Right now, our focus is still to get in as many miles as we can each day, and do our best to handle the ever-changing terrain, weather, and road conditions. We also must finalize our route to the east. The conversation focused on the possibility of including Route 80 in our itinerary, picking it up halfway through Pennsylvania and taking it directly through New Jersey, and on to the George Washington Bridge – which would be the fastest and most direct route. If we can get an escort along the way, it opens up the possibility of making up some time by shortening the distance, should we have to shut down because of inclement weather.


Today I am expecting a telephone call from Ivan, who has a potential sponsor interested in talking to me. I am feeling a sense of absurdity having just finished today’s 50 miles, much of it in the 95-degree heat and 100% humidity, and I am now preparing for a telephone conference call with a potential sponsor, who is going to decide whether or not to back the Journey based on this conversation with me. Often, in life, opportunities don’t always appear during moments when we are at our best, well prepared and ready for them. I kept thinking; this is going to be interesting.

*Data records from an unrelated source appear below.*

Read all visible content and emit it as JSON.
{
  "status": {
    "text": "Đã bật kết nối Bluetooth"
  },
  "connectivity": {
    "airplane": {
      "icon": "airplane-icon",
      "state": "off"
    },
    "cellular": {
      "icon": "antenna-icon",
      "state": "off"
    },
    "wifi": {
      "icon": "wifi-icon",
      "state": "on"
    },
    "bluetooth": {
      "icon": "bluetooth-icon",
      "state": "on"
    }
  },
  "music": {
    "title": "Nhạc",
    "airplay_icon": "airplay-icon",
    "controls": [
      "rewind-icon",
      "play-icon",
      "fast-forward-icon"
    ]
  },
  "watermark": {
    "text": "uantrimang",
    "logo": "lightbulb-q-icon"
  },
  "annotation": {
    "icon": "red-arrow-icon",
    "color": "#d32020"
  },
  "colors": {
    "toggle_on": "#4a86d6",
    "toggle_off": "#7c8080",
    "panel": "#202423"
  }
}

Many times during the Journey, I wondered what it would be like if only I could focus just on the running; to be on an enclosed track, in an safe and secure area, with no logistical issues, no traffic, no weather events, no mountains to climb – how many miles a day could I run? What would that mean anyway? That is not life.


Life is not a script that is to be followed; Life does not come at you in a neatly organized way. How one deals with adversity and unexpected occurrences in life reveals one’s true character. Adversity and the “unexpected” offer opportunities to discover resources and talents that lie hidden beneath the safety of one’s comfort zone, suppressing personal growth and fulfilling self-expression. I am once again remined of the Eckhart Tolle quote mentioned at the beginning of the Journey: “Life is an adventure, not a packaged tour.”


Physically I am amazed that I was able to keep it together today, given the state I was in yesterday. All-in-all it has been remarkably steady day.


I am very grateful for the body work that Don and Larry did last night and recognize the importance of maintaining the routine of stretching, showering, eating, icing and massage before I go to sleep each night. Once again, I am down to my last pair of running shoes. Monea is in communication with Bill Sanders to arrange another shipment of shoes that can be picked up in Ottawa, KS. My goal is to keep this last pair of shoes functioning until then.